Tick. Tack. Tick. Tack.

Dieses Geräusch war im Vergleich zu dem sich aufbauenden Tumult nahezu untergehend. Aber ich konzentrierte mich trotzdem darauf, um nicht in andere Gedanken abzuschweifen.

Ich saß nun in Raum 019.

Chemie. So hieß das Fach meiner ersten Unterrichtsstunde. Mein Lehrer Herr Rafeclark, der nun schon seit fast zehn Minuten vorne vor allen Schülern, mit denen ich den Raum teilte, herumbalancierte und auf- und abhüpfte, während er etwas erzählte.

Bei Rose war es leicht, aber viele Personen um mich herum als Norm anzusehen, stellte sich schon als wesentlich schwieriger heraus.

Abgesehen davon konzentrierte sich ja hier niemand. Jeder machte irgendetwas Anderes. Einige Jungs an der Wand unterhielten sich lauthals, ohne dass der Lehrer offensichtlich etwas davon mitbekam. Ein Mädchen lackierte sich gerade ihre Fingernägel, wobei sie einen ziemlich angestrengten Gesichtsausdruck machte und einige junge Männer vor mir hielten ihr Handys unterm Tisch und tippten darauf herum.

Handys. Mobilgeräte, mit denen man sich mit anderen Leuten verband und noch andere interessante Aktivitäten betreibte. Das hatte mir auch Lia erklärt.

Die einzigen Schüler, die aufpassten, was hier schon sehr herausstach, waren eine Gruppe von Jugendlichen, die ich vorhin mit ihren Conputern auf dem Schulhof gesehen hatte. Sie schrieben alles mit, was der Lehrer sagte und beobachten ihn dabei trotzdem haargenau. Wie das nur möglich war? Von einigen ihrer Mitschüler erhielten sie argwöhnische Blicke, die sie aber gekonnt ignorierten.

Der Rest starrte entweder Löcher in die Welt und schreibte gelegentlich etwas auf oder hatte seinen Kopf auf das harte Holz des Schreibtisches gesenkt und schlief. Zumindest kam es mir so vor.

Hin und wieder warfen sie neugierige Blicke zur letzten Sitzreihe, wo ich mich vor ungefähr zwanzig Minuten platziert hatte. Das ging jetzt schon so, seit ich hereingekommen war.

War es so ungewöhnlich, neue Schüler hier zu sehen? Es war doch der Anfang des Schuljahres.

Vielleicht hing es auch damit zusammen, dass ich zu spät kam.

Ich hatte geklopft, ein "Hereinspaziert" ertönte und sobald ich die Klassenzimmertür aufgestoßen hatte, fing Mr. Rafeclark, den ich sofort als Lehrer erkannte, an zu reden.

"Aaaah, die Neue! Sie sind Miss Collins, nehme ich an? Setzen Sie sich!"

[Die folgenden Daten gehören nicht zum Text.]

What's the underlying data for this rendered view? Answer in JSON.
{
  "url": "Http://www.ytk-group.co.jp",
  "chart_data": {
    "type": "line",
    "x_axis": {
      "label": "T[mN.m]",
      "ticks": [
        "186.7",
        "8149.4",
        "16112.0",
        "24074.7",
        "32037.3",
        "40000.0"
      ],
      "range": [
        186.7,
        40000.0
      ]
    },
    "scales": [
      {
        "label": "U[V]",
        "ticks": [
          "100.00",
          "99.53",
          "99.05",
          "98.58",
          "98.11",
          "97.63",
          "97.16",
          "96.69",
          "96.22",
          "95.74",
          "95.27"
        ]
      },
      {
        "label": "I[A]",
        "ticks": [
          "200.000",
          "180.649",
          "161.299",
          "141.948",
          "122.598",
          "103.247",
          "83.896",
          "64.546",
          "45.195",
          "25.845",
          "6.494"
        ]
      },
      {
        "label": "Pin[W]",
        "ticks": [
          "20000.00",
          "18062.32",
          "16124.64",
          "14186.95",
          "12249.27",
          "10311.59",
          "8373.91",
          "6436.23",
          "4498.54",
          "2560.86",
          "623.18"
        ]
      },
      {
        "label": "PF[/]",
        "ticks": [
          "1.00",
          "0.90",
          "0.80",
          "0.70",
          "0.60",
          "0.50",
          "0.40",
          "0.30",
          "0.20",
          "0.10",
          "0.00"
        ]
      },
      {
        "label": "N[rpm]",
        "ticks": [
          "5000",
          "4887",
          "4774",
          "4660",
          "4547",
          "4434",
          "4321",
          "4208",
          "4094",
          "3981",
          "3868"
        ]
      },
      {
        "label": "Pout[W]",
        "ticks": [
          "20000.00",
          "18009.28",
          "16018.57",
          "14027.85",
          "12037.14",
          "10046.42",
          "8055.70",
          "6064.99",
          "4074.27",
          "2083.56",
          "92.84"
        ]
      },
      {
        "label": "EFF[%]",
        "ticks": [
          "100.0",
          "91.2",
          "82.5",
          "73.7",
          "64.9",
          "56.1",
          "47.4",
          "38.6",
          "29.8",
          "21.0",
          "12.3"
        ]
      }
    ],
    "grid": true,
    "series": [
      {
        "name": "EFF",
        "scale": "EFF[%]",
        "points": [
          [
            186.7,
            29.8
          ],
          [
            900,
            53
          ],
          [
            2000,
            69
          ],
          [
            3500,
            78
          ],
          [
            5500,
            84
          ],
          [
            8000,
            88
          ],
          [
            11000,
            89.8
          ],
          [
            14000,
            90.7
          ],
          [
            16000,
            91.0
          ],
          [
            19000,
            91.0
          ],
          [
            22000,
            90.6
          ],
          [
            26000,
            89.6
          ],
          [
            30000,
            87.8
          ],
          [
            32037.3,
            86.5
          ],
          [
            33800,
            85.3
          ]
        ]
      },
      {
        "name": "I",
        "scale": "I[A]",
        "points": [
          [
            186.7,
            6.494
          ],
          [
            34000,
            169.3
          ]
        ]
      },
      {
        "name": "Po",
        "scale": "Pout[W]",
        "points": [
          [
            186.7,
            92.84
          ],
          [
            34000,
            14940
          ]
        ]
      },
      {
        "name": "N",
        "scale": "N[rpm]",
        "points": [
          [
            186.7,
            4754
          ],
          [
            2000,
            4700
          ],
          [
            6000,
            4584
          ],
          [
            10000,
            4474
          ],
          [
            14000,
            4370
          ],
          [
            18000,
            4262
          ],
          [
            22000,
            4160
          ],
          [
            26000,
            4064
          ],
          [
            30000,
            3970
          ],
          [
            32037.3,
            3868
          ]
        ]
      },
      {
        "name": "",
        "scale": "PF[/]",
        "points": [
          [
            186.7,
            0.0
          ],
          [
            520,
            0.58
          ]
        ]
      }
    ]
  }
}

Bevor ich überhaupt die Gelegenheit hatte, mich umzuschauen, geschweige denn etwas zu sagen, legte er schon seine Hand auf meinen Rücken und stieß mich in Richtung Gang zwischen den Tischreihen.

"Sie haben sich hier verlaufen, oder? Ja, das passiert hier immer. Aber dafür haben wir natürlich vollstes Verständnis, oder, Kinder?"

Bevor ich widersprechen konnte, ging schon ein leises Grummeln durch die Klasse, was wahrscheinlich als Zustimmung zu der Frage des Mannes gelten sollte.

Erst jetzt verschenkte ich meinen Blick dorthin. Sie schauten mich alle an.

Es waren ungefähr fünfzehn Leute im Kurs und alle waren ungefähr so alt wie ich. 17 oder 18, nehme ich an.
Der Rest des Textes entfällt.